I am developing a 2D game, and I am very new to it, I searched almost every reference material and found no helping material. My game has a wall having three positions to place objects on it, at maximum. There are total 6 objects. When I click an object it attached onto the wall, one object should attach at one place at a time. When an object attached to first position then second object should place at second position and so on. The objects will disappear on mouse click.
The problem is that how can I attach objects on wall, at position1, position2, position3. Secondly, how can I know that there is an object attached on the wall?
If you have three spots on a wall to place an object, you can simply define those as variables. You could name them explicitly as “Obj1”, “Obj2”, “Obj3” or the like, or you could have “WallObjects” as an array of GameObjects for potential versatility to include more than 3 spots.
As an array of GameObjects, you can fill those array slots using whatever GameObjects you choose to. If you have 6 total objects, WallObjects[0] could be any of those six, WallObjects[1] could be any, and WallObjects[2] could be any of them as well.
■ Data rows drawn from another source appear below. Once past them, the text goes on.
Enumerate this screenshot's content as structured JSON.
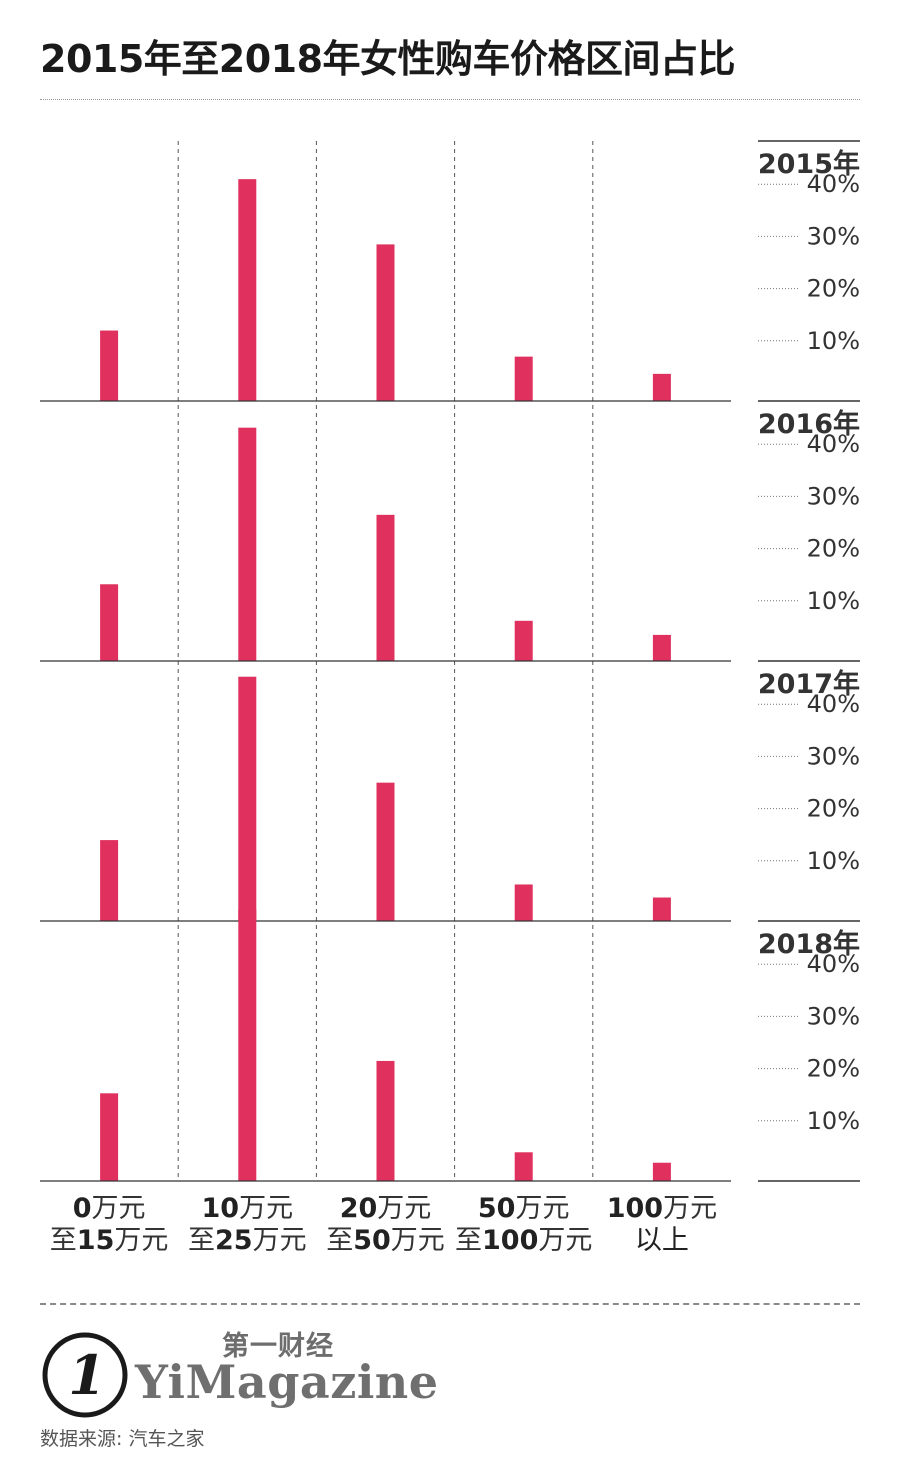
{
  "title": "2015年至2018年女性购车价格区间占比",
  "chart_data": {
    "type": "bar",
    "categories": [
      "0万元至15万元",
      "10万元至25万元",
      "20万元至50万元",
      "50万元至100万元",
      "100万元以上"
    ],
    "category_labels": [
      {
        "line1_num": "0",
        "line1_unit": "万元",
        "line2_pre": "至",
        "line2_num": "15",
        "line2_unit": "万元"
      },
      {
        "line1_num": "10",
        "line1_unit": "万元",
        "line2_pre": "至",
        "line2_num": "25",
        "line2_unit": "万元"
      },
      {
        "line1_num": "20",
        "line1_unit": "万元",
        "line2_pre": "至",
        "line2_num": "50",
        "line2_unit": "万元"
      },
      {
        "line1_num": "50",
        "line1_unit": "万元",
        "line2_pre": "至",
        "line2_num": "100",
        "line2_unit": "万元"
      },
      {
        "line1_num": "100",
        "line1_unit": "万元",
        "line2_pre": "",
        "line2_num": "以上",
        "line2_unit": ""
      }
    ],
    "series": [
      {
        "name": "2015年",
        "values": [
          13.5,
          42.5,
          30,
          8.5,
          5.2
        ]
      },
      {
        "name": "2016年",
        "values": [
          14.7,
          44.7,
          28,
          7.7,
          5
        ]
      },
      {
        "name": "2017年",
        "values": [
          15.5,
          46.8,
          26.5,
          7,
          4.5
        ]
      },
      {
        "name": "2018年",
        "values": [
          16.8,
          52,
          23,
          5.5,
          3.5
        ]
      }
    ],
    "y_ticks": [
      "10%",
      "20%",
      "30%",
      "40%"
    ],
    "y_tick_values": [
      10,
      20,
      30,
      40
    ],
    "ylim": [
      0,
      50
    ],
    "bar_color": "#e0315e",
    "grid": "vertical dashed separators between categories"
  },
  "logo_numeral": "1",
  "brand_cn": "第一财经",
  "brand_en": "YiMagazine",
  "source": "数据来源: 汽车之家"
}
The array would keep track of which is which, so if you destroy one of those objects, the array would now contain “null” in that slot. This would make it easy to know whether the slot has something in place.
// C#
// A generalization of the pieces involved
GameObject[] wallObjects = new GameObject[3];
public GameObject[] wallObjTypes; // Your pool of 6 object types to apply to the wall
public Vector2[] wallObjPos; // The position on the walls where the objects are placed
// Randomly populate a wall
void PopulateWall()
{
for(int i = 0; i < wallObjects.Length; i++)
{
// Instantiate a random selection from the 6 types to predefined locations on the wall
int randomType = Random.Range(0, wallObjTypes.Length);
AddToWall(i, wallObjTypes[randomType]);
}
}
// Add a specified object to the wall at a specified position
void AddToWall(int position, GameObject objToPlace)
{
wallObjects[position] = Instantiate(objToPlace, new Vector3(wallObjPos[position].x, wallObjPos[position].y, 0), Quaternion.identity);
}
For mouse clicks, take the position of a Raycast hitting the wall (or any other methodology for specifically-defined regions, but that’s entirely dependent on how the game’s designed) and determine which wallObjPos Vector is closest to the spot you hit (using a for loop).
Then, assign whichever object type to that slot as necessary. As @imp903 said, there’s a little bit of useful information missing regarding how you’re trying to put this together, so there’s no way to offer concrete suggestions beyond vague concepts.